This recipe comes from Stefania who prepared it some time ago for a Christmas lunch. I really liked because it wraps up the scents of winter and the flavors of Friuli. In fact, the cheese that provides the right creaminess to this preparation is a cheese called “stracchino”. This product, which seems to have originated in Lombardy, has a strong tradition in Friuli, in fact the cooperative that makes it named it “Stracchino Friulino“.
Stracchino was once the cheese of the elderly and those who had a grandfather in the family knew this cheese well as something that was soft and slightly acidic and could not be without at home. This cheese is very nourishing and easily digestible and is made from raw milk that still contains all the aroma and flavor from the milk.
The other ingredient is the cabbage. Cabbages are winter vegetables that par excellence. They resist the wind thanks to a powerful root system and ice makes them even more beautiful as well as keeping them fresh. If you are near a garden with cabbage, you should go on a cold day to photograph cabbage you will see ice crystals make them almost magical.
WINTER SCENTED CREPES
Preparation time: 60 minutes | Cooking time for the crepes: 30 minutes | Oven time: 30 minutes
¾ cup white flour
½ cup chickpea flour
2 teaspoons of butter
1 cup of milk
FILLING AND SAUCE:
1.2 pounds of cabbage cleaned, washed and freed from the central core
1 pound of stracchino
4 tablespoons Parmigiano Reggiano
4 teaspoons of cooled melted butter
a little butter for the pan
montasio sauce (see recipe inside Pumpkin Lasagna)
salt and pepper
- In a bowl, dissolve the two flours with the milk, then mix the batter with the eggs and add a pinch of salt and melted butter.

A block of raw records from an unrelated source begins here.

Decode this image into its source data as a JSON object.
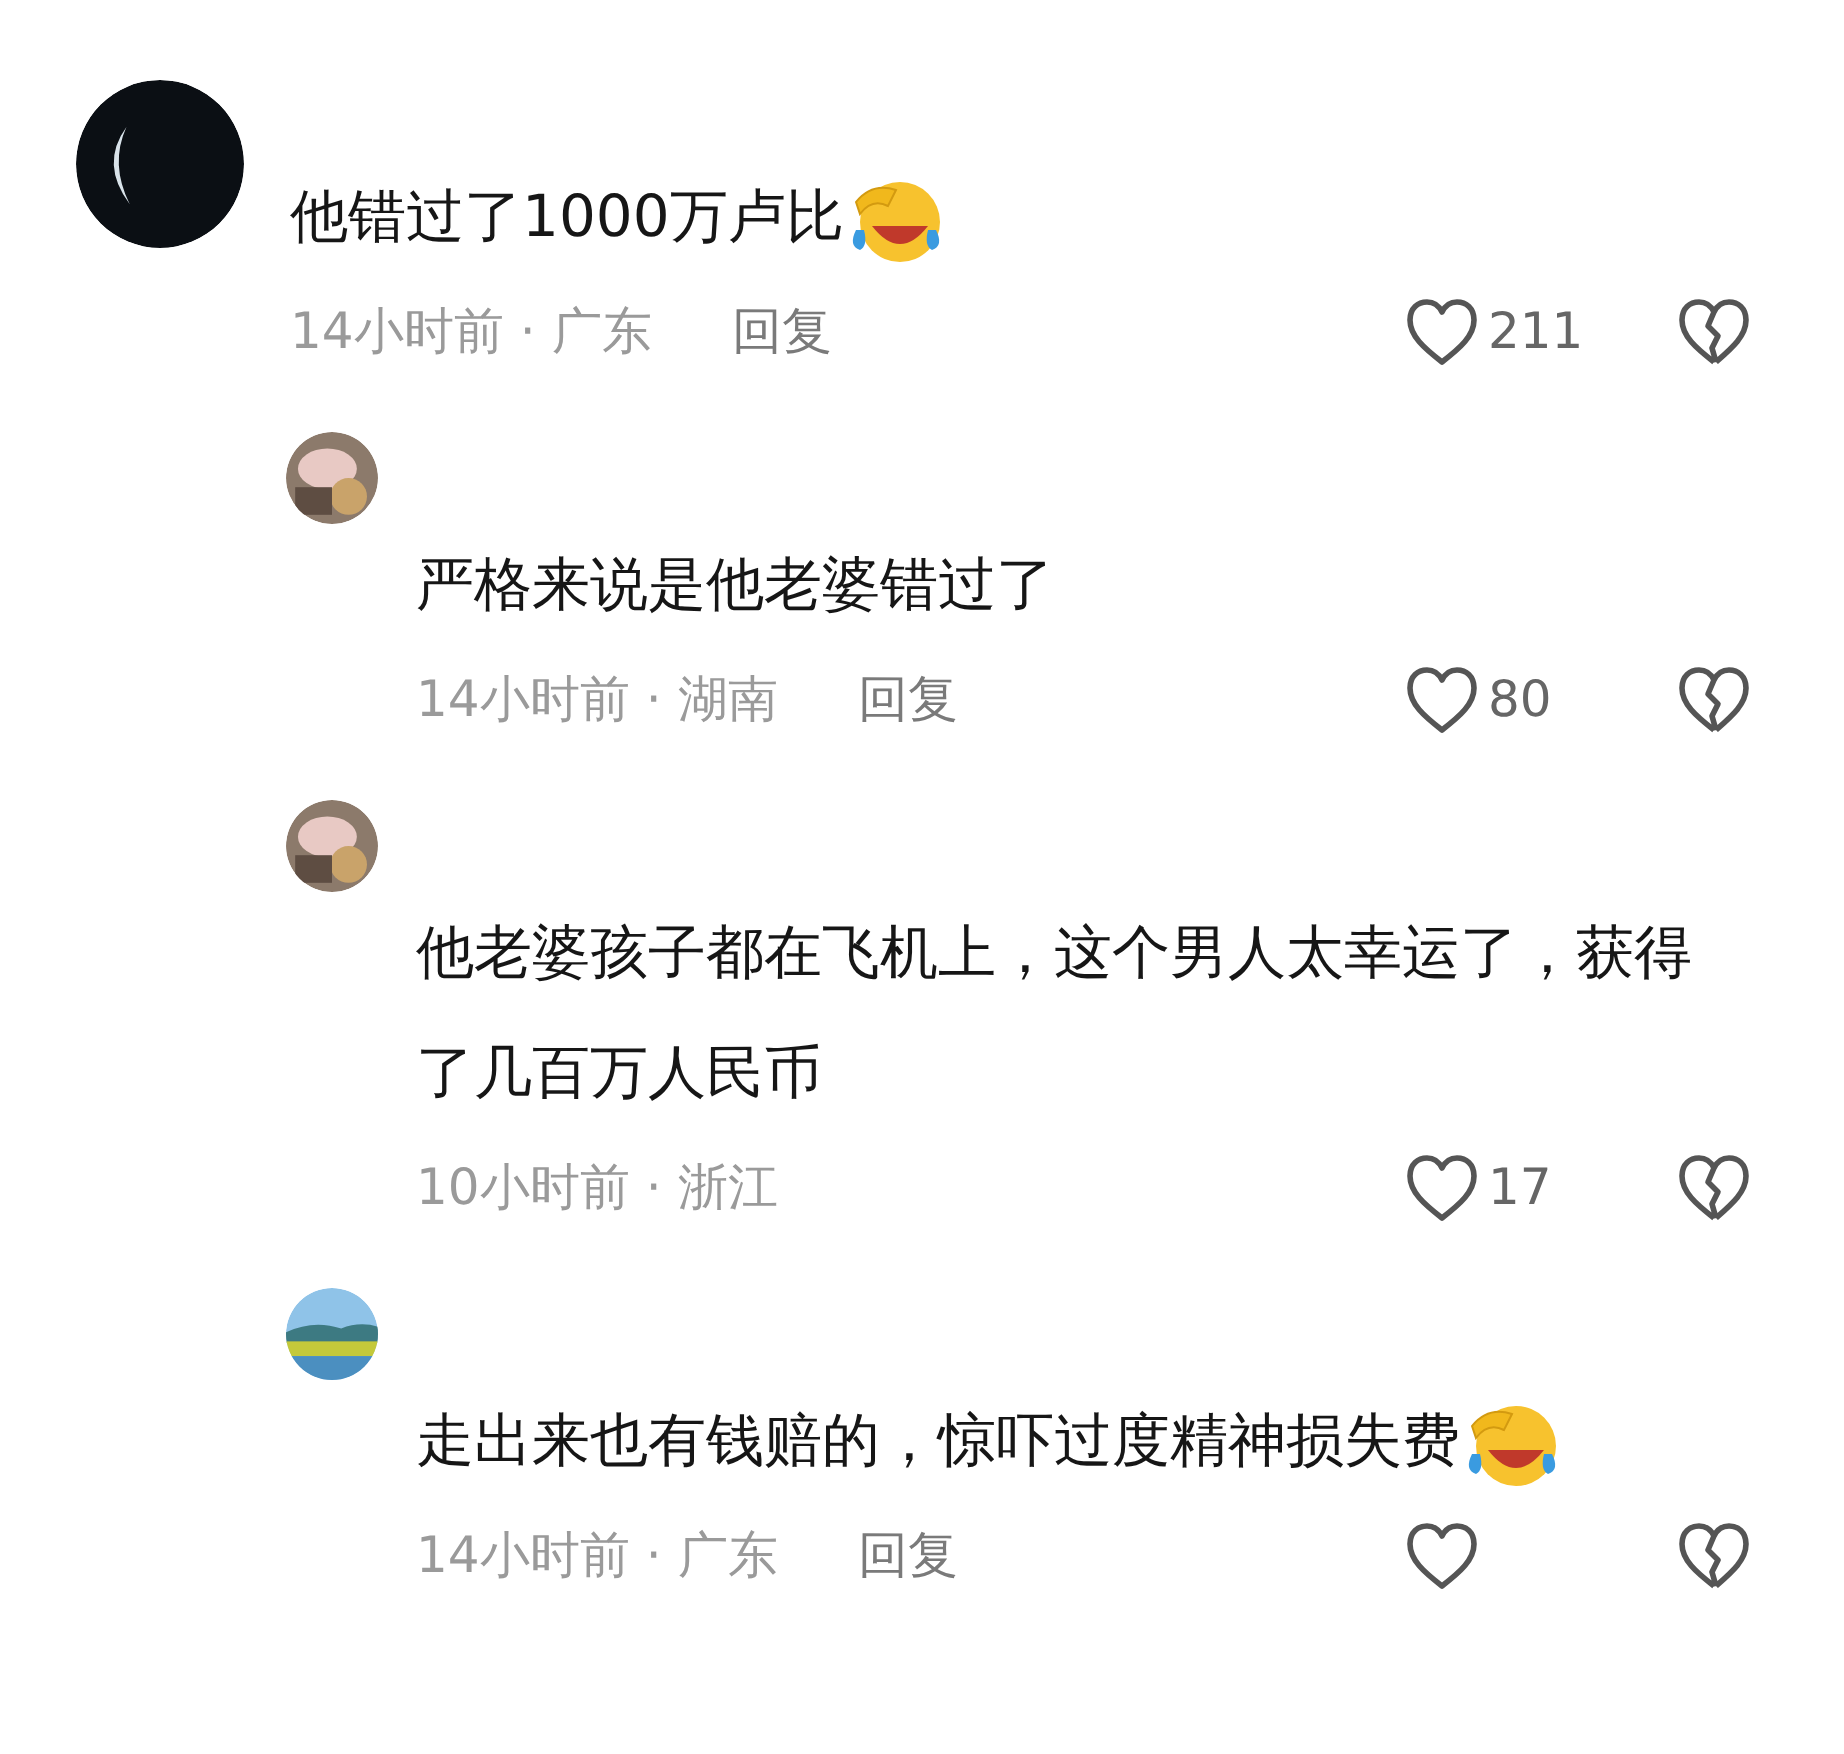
{
  "comments": [
    {
      "kind": "top",
      "text": "他错过了1000万卢比",
      "emoji": true,
      "time": "14小时前",
      "separator": "·",
      "region": "广东",
      "reply": "回复",
      "likes": "211"
    },
    {
      "kind": "reply",
      "text": "严格来说是他老婆错过了",
      "emoji": false,
      "time": "14小时前",
      "separator": "·",
      "region": "湖南",
      "reply": "回复",
      "likes": "80"
    },
    {
      "kind": "reply",
      "text": "他老婆孩子都在飞机上，这个男人太幸运了，获得了几百万人民币",
      "emoji": false,
      "time": "10小时前",
      "separator": "·",
      "region": "浙江",
      "likes": "17"
    },
    {
      "kind": "reply",
      "text": "走出来也有钱赔的，惊吓过度精神损失费",
      "emoji": true,
      "time": "14小时前",
      "separator": "·",
      "region": "广东",
      "reply": "回复"
    }
  ]
}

- Melt in a frying pan (12 cm in diameter), a small piece of butter. When it’s good and hot, pour a ladle of batter and cook for a few minutes until it thickens and the underside is lightly colored. Do this for all the crepes. You should get 12 crepes that will be kept aside.
- Cut down the cabbage into strips and simmer in a mixture of butter, sage and onion, salt and pepper. To soften the cabbage, add a ladle of water. After about 30 minutes the mixture should have reached the right softness and having been dried from the liquid. Allow the vegetables to cool.
- Fill each crepe with a tablespoon of cabbage then add a slice of cheese and a sprinkling of Parmesan cheese. Close the crepes to obtain a packet and tie it with a thin strip of leek. Repeat for all the crepes.
- Butter a baking dish and arrange the crepes. Go in the oven at 350F for 30 minutes, covering the pan with a sheet of aluminum foil.
- Place each crepe on a plate accompanied by a spoonful of Montasio sauce.